It is a "pretty crafty" way for OSHA to give itself the authority to cite employers who may retaliate against workers filing claims of injury or danger in the workplace.
That's how Kaiser H. Chowdhry, an associate with the Washington D.C.-based law firm Morgan Lewis, described the new "Anti-Retaliation" provision of the Electronic Recordkeeping Rule issued in May 2016 under the 1970 Occupational Safety and Health (OSH) Act.
The primary goals of the OSH Act are to reduce workplace hazards and implement safety and health programs for both employers and their employees.
Discussing OSHA trends under U.S. President Donald Trump's administration, Chowdhry explained to attendees of Houston Area Safety Council's 27th anniversary event held recently in Pasadena, Texas, that before this rule went into effect, the only way a retaliation claim could be brought under the OSH Act was if an employee himself or herself brought the claim within 30 days after the alleged retaliation.
According to OSHA, retaliation under the rule occurs if the action would deter a "reasonable employee" from reporting a work-related injury.
"If you discipline an employee for reporting an injury that doesn't have anything to do with a safety rule or the environment, maybe there is retaliation there," said Chowdhry.
OSHA has identified three specific areas in the preamble to the new rule where retaliation may occur to deter reporting. They include disciplinary policies whereby an employer disciplines an employee for reporting injuries and illnesses when no legitimate workplace safety rule has been violated; employee incentive programs that discourage workers from reporting offenses; and mandatory post-accident drug testing policies, including drug testing that does not identify impairment.
"A big one that has come up a lot in the last year from our clients is post-accident drug testing," Chowdhry observed. In the preamble to the new rule, OSHA said any blanket drug testing policy enforced after an incident or an accident occurs is, on its face, retaliatory.
"It doesn't make much sense," Chowdhry continued. "They also said that any drug testing has to test for impairment as opposed to just presence. This was a very interesting point.
"I did all the research I could do and could find no testing out there that could actually test for impairment by drugs. I even contacted someone at the Department of Labor (DOL) and talked to one of their scientists who confirmed that."
In October 2016, OSHA issued additional guidance about how the retaliation provision was going to be enforced, which pulled back some of the preamble language including requirements that identify testing impairment, "given that the technology does not currently exist," Chowdhry said.
Help wanted
While R. Alexander Acosta has been confirmed as the Trump administration's Secretary of Labor, a number of positions within the DOL remain vacant, Chowdhry said, including director of OSHA and solicitor of labor.

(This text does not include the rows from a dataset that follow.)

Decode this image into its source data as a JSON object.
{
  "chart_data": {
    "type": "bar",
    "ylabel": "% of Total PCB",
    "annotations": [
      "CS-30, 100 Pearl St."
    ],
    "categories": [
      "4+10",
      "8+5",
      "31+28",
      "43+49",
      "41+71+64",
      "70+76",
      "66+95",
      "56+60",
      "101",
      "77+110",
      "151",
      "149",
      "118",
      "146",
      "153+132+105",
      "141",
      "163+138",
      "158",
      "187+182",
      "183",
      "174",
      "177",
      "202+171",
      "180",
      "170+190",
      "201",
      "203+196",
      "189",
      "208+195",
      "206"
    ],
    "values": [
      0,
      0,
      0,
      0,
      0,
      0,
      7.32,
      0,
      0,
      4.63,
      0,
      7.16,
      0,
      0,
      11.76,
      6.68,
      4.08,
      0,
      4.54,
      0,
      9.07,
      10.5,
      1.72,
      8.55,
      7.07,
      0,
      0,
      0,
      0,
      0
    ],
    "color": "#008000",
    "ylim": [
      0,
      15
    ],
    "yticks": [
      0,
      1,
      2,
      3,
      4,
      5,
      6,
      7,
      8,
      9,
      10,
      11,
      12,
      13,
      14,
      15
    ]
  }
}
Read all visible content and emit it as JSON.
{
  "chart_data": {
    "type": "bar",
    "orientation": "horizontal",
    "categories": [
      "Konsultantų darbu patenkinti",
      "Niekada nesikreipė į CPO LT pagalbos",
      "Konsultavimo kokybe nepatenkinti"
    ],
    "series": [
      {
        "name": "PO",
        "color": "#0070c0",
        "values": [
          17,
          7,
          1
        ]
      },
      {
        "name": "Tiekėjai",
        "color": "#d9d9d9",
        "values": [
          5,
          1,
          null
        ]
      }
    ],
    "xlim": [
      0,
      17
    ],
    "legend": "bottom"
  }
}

Nicolas Geale has been installed as deputy solicitor and acting solicitor of labor, Chowdhry said. In March 2017, Geale told attendees at Georgetown University Law Center his department "will listen to the regulated community" from the position of "a little bit more humility."
The OSHA director's appointment is not expected until 2018.
Though analysts anticipate a significant decrease in enforcement efforts under the Trump administration, actual numbers from the first six months of Trump's presidency contradict that prediction so far. About 17,500 OSHA inspections were conducted between Jan. 20 and July 20; during the same period in 2016, approximately 18,500 inspections were conducted.